Apparently {D}’s lawyer wants to add the other two men to the case. That’s not going to look great for Dave. I have no idea why she’s doing it or how the hell I’m supposed to serve {M}, who basically lives between his mom’s house and his dad’s and spends 95% of his time traveling for work.

I can’t afford to serve more than one person. Luckily, {R} still lives with his parents. But honestly, I’m not even sure what I’d sue him for—other than not stopping it.

He actually had stopped someone once, weirdly enough—it was {M}, the night we met. I was performing oral, he gagged me, and {R} told him to “watch his shit.”


So, he could intervene when he wanted to.
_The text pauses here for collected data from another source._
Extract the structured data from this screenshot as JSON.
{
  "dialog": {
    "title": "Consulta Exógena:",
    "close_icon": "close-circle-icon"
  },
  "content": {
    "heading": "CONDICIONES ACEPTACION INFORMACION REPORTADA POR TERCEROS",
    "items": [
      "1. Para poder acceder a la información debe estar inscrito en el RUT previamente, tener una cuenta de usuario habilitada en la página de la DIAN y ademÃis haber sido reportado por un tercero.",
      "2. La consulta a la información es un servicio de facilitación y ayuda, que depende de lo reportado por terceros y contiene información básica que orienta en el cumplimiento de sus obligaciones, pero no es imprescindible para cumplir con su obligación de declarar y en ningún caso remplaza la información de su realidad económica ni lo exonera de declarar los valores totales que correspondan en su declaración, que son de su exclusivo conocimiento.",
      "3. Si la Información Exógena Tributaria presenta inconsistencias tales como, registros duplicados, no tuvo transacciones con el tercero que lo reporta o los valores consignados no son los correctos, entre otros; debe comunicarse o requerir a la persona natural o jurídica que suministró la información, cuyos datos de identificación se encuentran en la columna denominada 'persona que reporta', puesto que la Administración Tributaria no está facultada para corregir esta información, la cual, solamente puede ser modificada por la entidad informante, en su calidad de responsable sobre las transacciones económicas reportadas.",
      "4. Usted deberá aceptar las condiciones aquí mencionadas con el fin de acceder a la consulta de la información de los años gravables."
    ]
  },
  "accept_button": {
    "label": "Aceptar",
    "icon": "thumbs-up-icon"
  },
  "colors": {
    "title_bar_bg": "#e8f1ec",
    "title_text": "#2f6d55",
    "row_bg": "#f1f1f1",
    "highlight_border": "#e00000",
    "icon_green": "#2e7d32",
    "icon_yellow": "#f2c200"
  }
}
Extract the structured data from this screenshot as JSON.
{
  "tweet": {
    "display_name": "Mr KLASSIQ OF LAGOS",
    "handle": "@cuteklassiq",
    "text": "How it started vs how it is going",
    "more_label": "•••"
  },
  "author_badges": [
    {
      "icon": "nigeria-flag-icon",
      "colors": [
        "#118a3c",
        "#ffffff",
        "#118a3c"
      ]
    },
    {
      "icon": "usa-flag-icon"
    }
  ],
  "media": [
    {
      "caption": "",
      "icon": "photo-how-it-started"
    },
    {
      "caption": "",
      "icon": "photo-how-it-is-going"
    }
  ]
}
But is not coming to my aid illegal? I don’t know. It should be.

 

 

 

 

Since I’m about to lose my fucking job, I’ve started applying anywhere that’ll have me: law firms, doc review, research gigs—basically anything that requires a notary stamp.

I can’t type worth a damn, but I’m great at intake.

I even accidentally applied at LawyerBoy’s firm. Maybe one of those “who-you-know and who-you-blow” things will finally work out for me.

And because I’m apparently in my chaos zone, I applied to be Zach Conine’s Deputy Campaign Director—mostly just to be an asshole. Strangely enough, I’m qualified. I won’t get a call, but if I somehow did and helped get him elected AG, maybe my life would get a little easier. Wouldn’t that be poetic justice?

 

 

{D}’s in the comments again, whining about being “blacklisted” from Vermont.

Which—fun fact—was made illegal in 2018.

He’s consulting for someone, still in the system, still pinging from the same office when he visits my website. Always the same signature.

i have given him an open blog post to say what he wants  we shall see if he takes me up on it now.

I’ve always said:

The only truth about {D} you can trust is that he lies.